Hal tersebut diungkapkan Ketua DPW Komite
Anti Korupsi Indonesia (KAKI) Sulbar, Darman, kepada wartawan bahwa dari hasil
investigasi yang dilakukan di beberapa tempat lokasi pekerjaan jalan di desa-desa
Kabupaten Mamasa ditemukan adanya sejumlah proyek baik yang dibiayai melalui
APBD Provinsi, Kabupaten hingga Dana Hibah sangat mengecewakan masyarakat. Itu
karena ulah kontraktor nakal dan sebaiknya Kejari Sulselbar turun tanga
secepatnya sebelum kontrakor nakalnya kabur.
“Beberapa hari lalu saya telah berkunjung ke desa-desa
di Kecamatan Tabang, Pana dan Nosu. Di tiga kecamatan ini saya menemukan
beberapa proyek bernilai miliaran rupiah yang dianggarkan melalui APBD Provinsi
Sulbar tahun 2009 tidak dapat dinikmati masyarakat setempat,” ucap Darman.
Jadi di Kabupaten Mamasa sejumlah proyeknya
gagal, seperti proyek rehabilitasi jalan Mamasa-Tabang atau persis dengan perbatasan
Tator, Sulsel, untuk Kelas B Ruas I dengan anggaran Rp 2.237.504.000,- yang
dikerjakan oleh PT Jaya Graha.

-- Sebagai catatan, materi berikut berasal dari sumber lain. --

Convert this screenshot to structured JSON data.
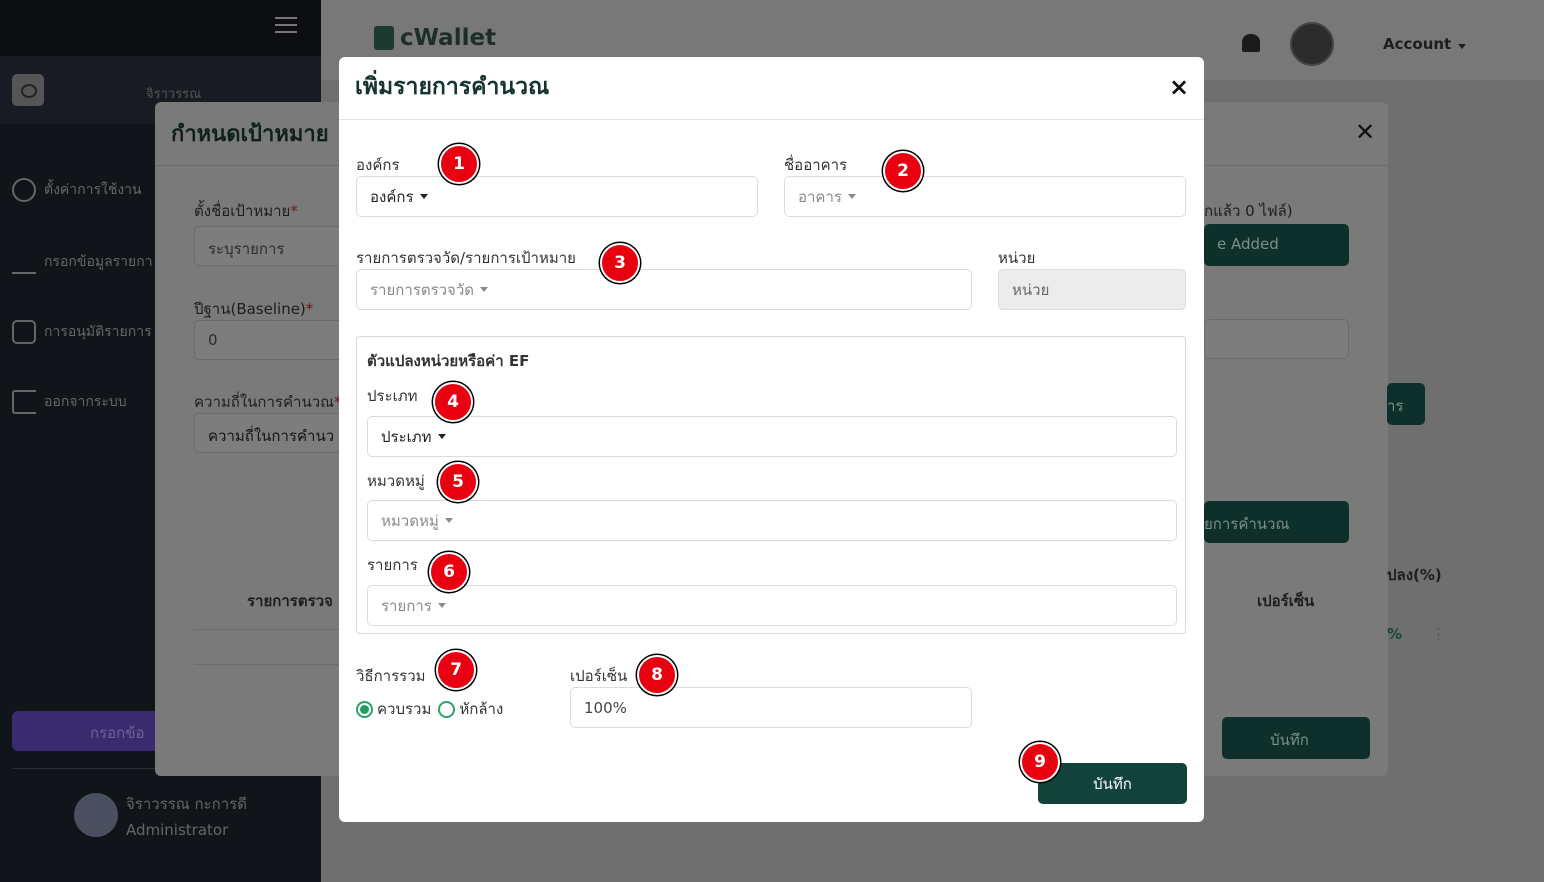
{
  "sidebar": {
    "user_short": "จิราวรรณ",
    "menu": [
      {
        "label": "ตั้งค่าการใช้งาน",
        "icon": "gear-icon"
      },
      {
        "label": "กรอกข้อมูลรายกา",
        "icon": "pencil-icon"
      },
      {
        "label": "การอนุมัติรายการ",
        "icon": "approval-icon"
      },
      {
        "label": "ออกจากระบบ",
        "icon": "logout-icon"
      }
    ],
    "action_button": "กรอกข้อ",
    "user_name": "จิราวรรณ กะการดี",
    "user_role": "Administrator"
  },
  "topbar": {
    "logo": "cWallet",
    "account_label": "Account"
  },
  "background_modal": {
    "title": "กำหนดเป้าหมาย",
    "goal_name_label": "ตั้งชื่อเป้าหมาย",
    "goal_name_placeholder": "ระบุรายการ",
    "baseline_label": "ปีฐาน(Baseline)",
    "baseline_value": "0",
    "frequency_label": "ความถี่ในการคำนวณ",
    "frequency_value": "ความถี่ในการคำนว",
    "files_text": "กแล้ว 0 ไฟล์)",
    "added_button": "e Added",
    "list_button": "าร",
    "calc_button": "ยการคำนวณ",
    "col_item": "รายการตรวจ",
    "col_percent": "เปอร์เซ็น",
    "col_convert": "ปลง(%)",
    "row_percent": "%",
    "row_menu": "⋮",
    "save_button": "บันทึก"
  },
  "modal": {
    "title": "เพิ่มรายการคำนวณ",
    "close": "×",
    "org_label": "องค์กร",
    "org_value": "องค์กร",
    "building_label": "ชื่ออาคาร",
    "building_value": "อาคาร",
    "measure_label": "รายการตรวจวัด/รายการเป้าหมาย",
    "measure_value": "รายการตรวจวัด",
    "unit_label": "หน่วย",
    "unit_value": "หน่วย",
    "ef_section_title": "ตัวแปลงหน่วยหรือค่า EF",
    "type_label": "ประเภท",
    "type_value": "ประเภท",
    "category_label": "หมวดหมู่",
    "category_value": "หมวดหมู่",
    "item_label": "รายการ",
    "item_value": "รายการ",
    "method_label": "วิธีการรวม",
    "method_options": [
      "ควบรวม",
      "หักล้าง"
    ],
    "percent_label": "เปอร์เซ็น",
    "percent_value": "100%",
    "save_button": "บันทึก"
  },
  "badges": [
    "1",
    "2",
    "3",
    "4",
    "5",
    "6",
    "7",
    "8",
    "9"
  ],
  "colors": {
    "primary": "#11433b",
    "badge": "#e80010",
    "radio": "#1f9e5b"
  }
}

Proyek ini hancur total. Kemudian proyek rehabilitasi
jalan Mamasa-Tabang (perbatasan Tator, Sulsel, Kelas B Ruas II dengan anggaran
Rp 2.166.548.000,- yang dikerjakan PT Rama Sarana Persada juga asal jadi dan
belum difungsikan sudah hancur.
Begitu juga dengan proyek rehabilitasi
jalan Mamasa-Tabang (Batas Tator) Kelas B Ruas III dengan anggaran Rp
2.192.846.000,- yang dikerjakan oleh PT Anugrah Surya Cemerlang dengan tiga
paket proyek melalui APBD SKPD Provinsi Sulbar pada tahun 2009, tidak tepat
sasaran dan sarat mark up dan pekerjaannya asal jadi. “PPTK dari ketiga proyek
rehabilitasi jalan Mamasa-Tabang ini adalah Ir Ramli Majid,” kata Darman.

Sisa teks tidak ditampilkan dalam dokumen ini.